Privacy Policy
Effective from: 10. května 2026 / 10 May 2026 / 10 травня 2026
1. Controller
Mini Joy Lab, sole trader (Viktoriia Petrenko), Školská 660/3, 110 00 Praha 1, Česká republika, IČO 24904252.
Designated data-subject contact (Art. 13 GDPR): privacy@minijoylab.cz.
We have not appointed a Data Protection Officer — the obligation under Art. 37 GDPR does not apply.
This site is not directed at children under 15. Under Art. 8 GDPR and § 7 of Act 110/2019, we do not knowingly collect personal data of children under 15 without verifiable parental consent.
2. What we process and why
We process only data necessary to run the shop. We do not profile users for advertising and we do not sell data to third parties.
| Purpose | Data | Legal basis | Retention |
|---|---|---|---|
| Order fulfilment | Name, address, e-mail, phone, order contents | Contract (Art. 6/1/b) | For the contract duration |
| Accounting, tax | Invoices, payment data (no card numbers) | Legal obligation (Art. 6/1/c) | 10 years (VAT Act) |
| User account | E-mail, password hash, order history | Contract (Art. 6/1/b) | Until account deletion |
| Newsletter | E-mail, language | Consent (Art. 6/1/a) | Until unsubscribe |
| Complaints, returns | Order details, communication | Legal obligation / legitimate interest | 4 years |
| Analytics (GA4, Clarity) | IP processed transiently for region detection (not stored alongside event data); on-site behaviour and device identifiers stored | Consent (Art. 6/1/a) | 14 months |
| Functional cookies | Cart ID, session token, language, theme | Contract performance (Art. 6/1/b) | Session up to 12 months |
3. Recipients (processors)
We share data only with carefully selected processors under a Data Processing Agreement (DPA):
- Stripe Payments Europe Ltd. (Ireland) — payments and payment-fraud prevention on the checkout page; limited sub-processing by Stripe Inc., US
- Resend (transactional email)
- Microsoft Azure (hosting; EU North Europe)
- Cloudflare (CDN / WAF)
- Packeta / Zásilkovna, Česká pošta, DHL (shipping)
- Google Analytics 4 (consent only; US transfer under SCCs)

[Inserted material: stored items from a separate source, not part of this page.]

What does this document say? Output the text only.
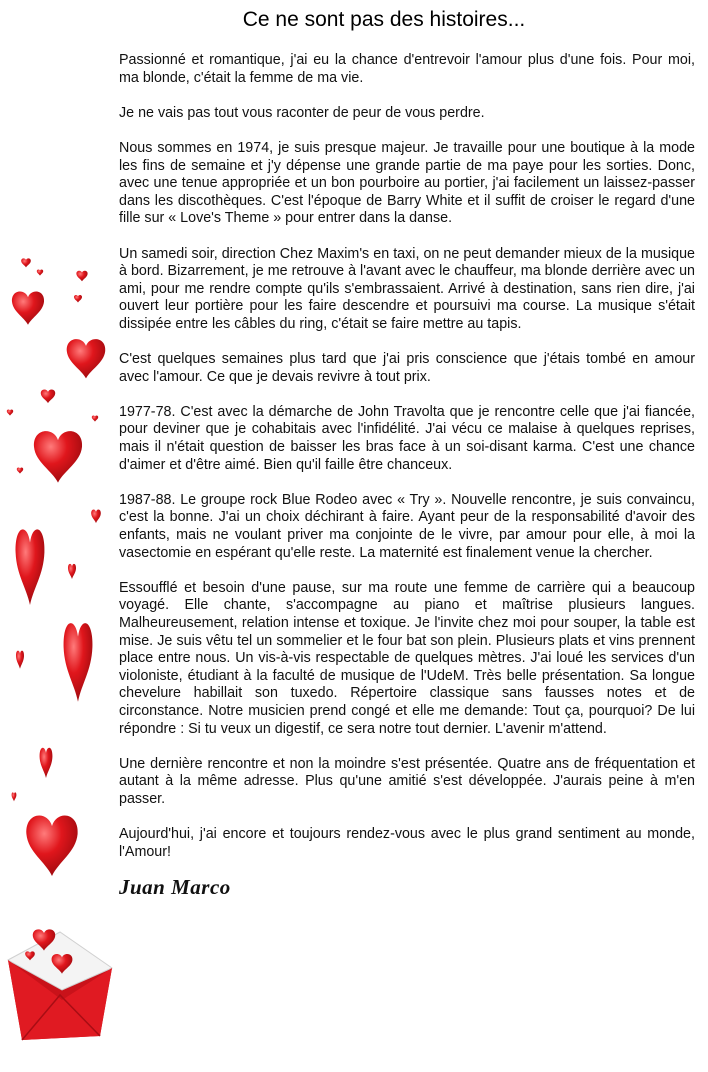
Ce ne sont pas des histoires...

Passionné et romantique, j'ai eu la chance d'entrevoir l'amour plus d'une fois. Pour moi, ma blonde, c'était la femme de ma vie.

Je ne vais pas tout vous raconter de peur de vous perdre.

Nous sommes en 1974, je suis presque majeur. Je travaille pour une boutique à la mode les fins de semaine et j'y dépense une grande partie de ma paye pour les sorties. Donc, avec une tenue appropriée et un bon pourboire au portier, j'ai facilement un laissez-passer dans les discothèques. C'est l'époque de Barry White et il suffit de croiser le regard d'une fille sur « Love's Theme » pour entrer dans la danse.

Un samedi soir, direction Chez Maxim's en taxi, on ne peut demander mieux de la musique à bord. Bizarrement, je me retrouve à l'avant avec le chauffeur, ma blonde derrière avec un ami, pour me rendre compte qu'ils s'embrassaient. Arrivé à destination, sans rien dire, j'ai ouvert leur portière pour les faire descendre et poursuivi ma course. La musique s'était dissipée entre les câbles du ring, c'était se faire mettre au tapis.

C'est quelques semaines plus tard que j'ai pris conscience que j'étais tombé en amour avec l'amour. Ce que je devais revivre à tout prix.

1977-78. C'est avec la démarche de John Travolta que je rencontre celle que j'ai fiancée, pour deviner que je cohabitais avec l'infidélité. J'ai vécu ce malaise à quelques reprises, mais il n'était question de baisser les bras face à un soi-disant karma. C'est une chance d'aimer et d'être aimé. Bien qu'il faille être chanceux.

1987-88. Le groupe rock Blue Rodeo avec « Try ». Nouvelle rencontre, je suis convaincu, c'est la bonne. J'ai un choix déchirant à faire. Ayant peur de la responsabilité d'avoir des enfants, mais ne voulant priver ma conjointe de le vivre, par amour pour elle, à moi la vasectomie en espérant qu'elle reste. La maternité est finalement venue la chercher.

Essoufflé et besoin d'une pause, sur ma route une femme de carrière qui a beaucoup voyagé. Elle chante, s'accompagne au piano et maîtrise plusieurs langues. Malheureusement, relation intense et toxique. Je l'invite chez moi pour souper, la table est mise. Je suis vêtu tel un sommelier et le four bat son plein. Plusieurs plats et vins prennent place entre nous. Un vis-à-vis respectable de quelques mètres. J'ai loué les services d'un violoniste, étudiant à la faculté de musique de l'UdeM. Très belle présentation. Sa longue chevelure habillait son tuxedo. Répertoire classique sans fausses notes et de circonstance. Notre musicien prend congé et elle me demande: Tout ça, pourquoi? De lui répondre : Si tu veux un digestif, ce sera notre tout dernier. L'avenir m'attend.

Une dernière rencontre et non la moindre s'est présentée. Quatre ans de fréquentation et autant à la même adresse. Plus qu'une amitié s'est développée. J'aurais peine à m'en passer.

Aujourd'hui, j'ai encore et toujours rendez-vous avec le plus grand sentiment au monde, l'Amour!

Juan Marco
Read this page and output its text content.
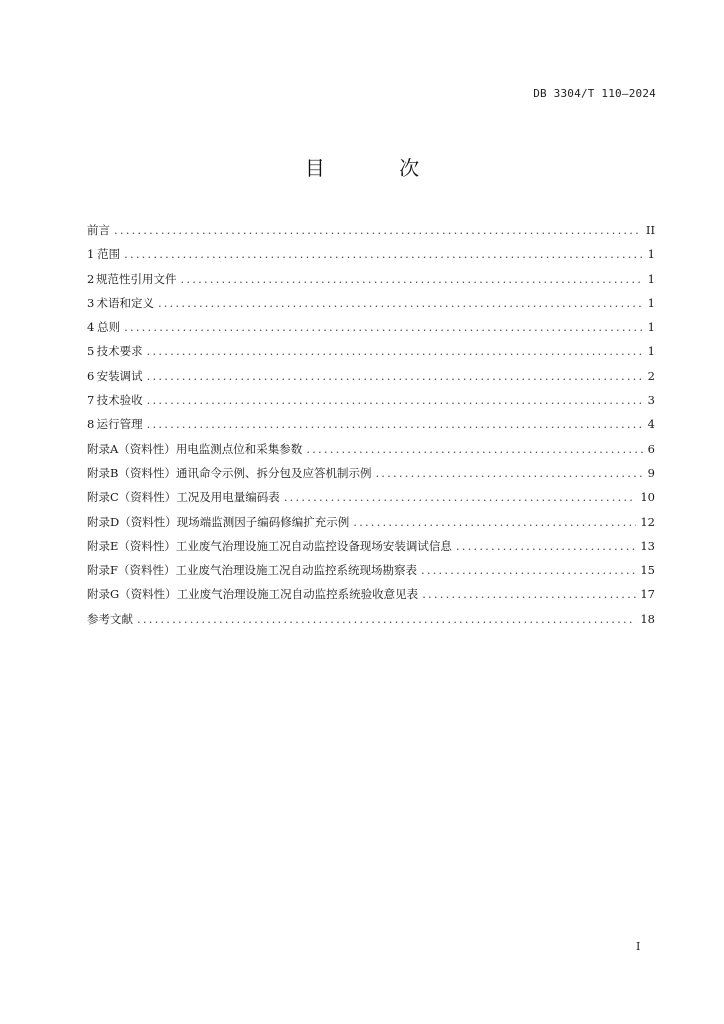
DB 3304/T 110—2024
目 次
前言 .....	II
1 范围 .....	1
2 规范性引用文件 .....	1
3 术语和定义 .....	1
4 总则 .....	1
5 技术要求 .....	1
6 安装调试 .....	2
7 技术验收 .....	3
8 运行管理 .....	4
附录A（资料性） 用电监测点位和采集参数 .....	6
附录B（资料性） 通讯命令示例、拆分包及应答机制示例 .....	9
附录C（资料性） 工况及用电量编码表 .....	10
附录D（资料性） 现场端监测因子编码修编扩充示例 .....	12
附录E（资料性） 工业废气治理设施工况自动监控设备现场安装调试信息 .....	13
附录F（资料性） 工业废气治理设施工况自动监控系统现场勘察表 .....	15
附录G（资料性） 工业废气治理设施工况自动监控系统验收意见表 .....	17
参考文献 .....	18
I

- Microsoft Clarity (consent only)
4. International transfers
If you grant analytics consent, some data is processed in the US by Google (Google Analytics 4) and Microsoft (Clarity). Google Analytics 4 processes the IP address only transiently for region detection and does not store it alongside event data; on-site behaviour and device identifiers are stored. Transfers to Google LLC and Microsoft Corp. rely primarily on the EU–US Data Privacy Framework adequacy decision (Commission Decision (EU) 2023/1795) and, as a fallback, on EU Standard Contractual Clauses (Art. 46 GDPR) with supplementary technical measures. Stripe Payments Europe Ltd. (Ireland) acts as our payments processor; any sub-processing slice received by Stripe Inc. (US) is covered by the same DPF + SCC mechanisms. Transactional emails (order confirmations, receipts, withdrawal acknowledgements) are dispatched through Resend Inc. (US), which receives the recipient name, email address and order details necessary to deliver the message; this transfer relies on the EU–US Data Privacy Framework adequacy decision (Commission Decision (EU) 2023/1795), with EU Standard Contractual Clauses (Art. 46 GDPR) as a fallback safeguard.
5. Your rights
You have the right to:
- access your data (Art. 15)
- rectify inaccurate data (Art. 16)
- erasure ("right to be forgotten", Art. 17)
- restrict processing (Art. 18)
- data portability (Art. 20)
- object to processing (Art. 21)
- withdraw consent at any time — does not affect prior processing
- lodge a complaint with ÚOOÚ, uoou.cz
To exercise your rights, contact privacy@minijoylab.cz. We respond without undue delay and in any event within one month of receipt of the request; this period may be extended by up to two further months where necessary, taking into account the complexity and number of requests (Art. 12(3) GDPR). We will inform you of any such extension within one month of receipt of the request. You can permanently delete your account at /account/security; invoices and orders are retained 10 years for VAT compliance and unlinked from your identity.
6. Cookies
Essential cookies (login, cart, language, theme) are used without consent — the shop does not function without them. Analytics cookies (Google Analytics, Microsoft Clarity) are only stored after your explicit consent in the cookie banner. You can change consent any time via the "Cookie settings" link in the footer.
7. Security
All communication is over HTTPS. Passwords are stored only as bcrypt hashes. The database is hosted in the EU with encryption at rest and in transit. Backups are AES-256 encrypted.
8. Changes
We may update this policy. The current version is always available on this page; we will notify you by email of significant changes.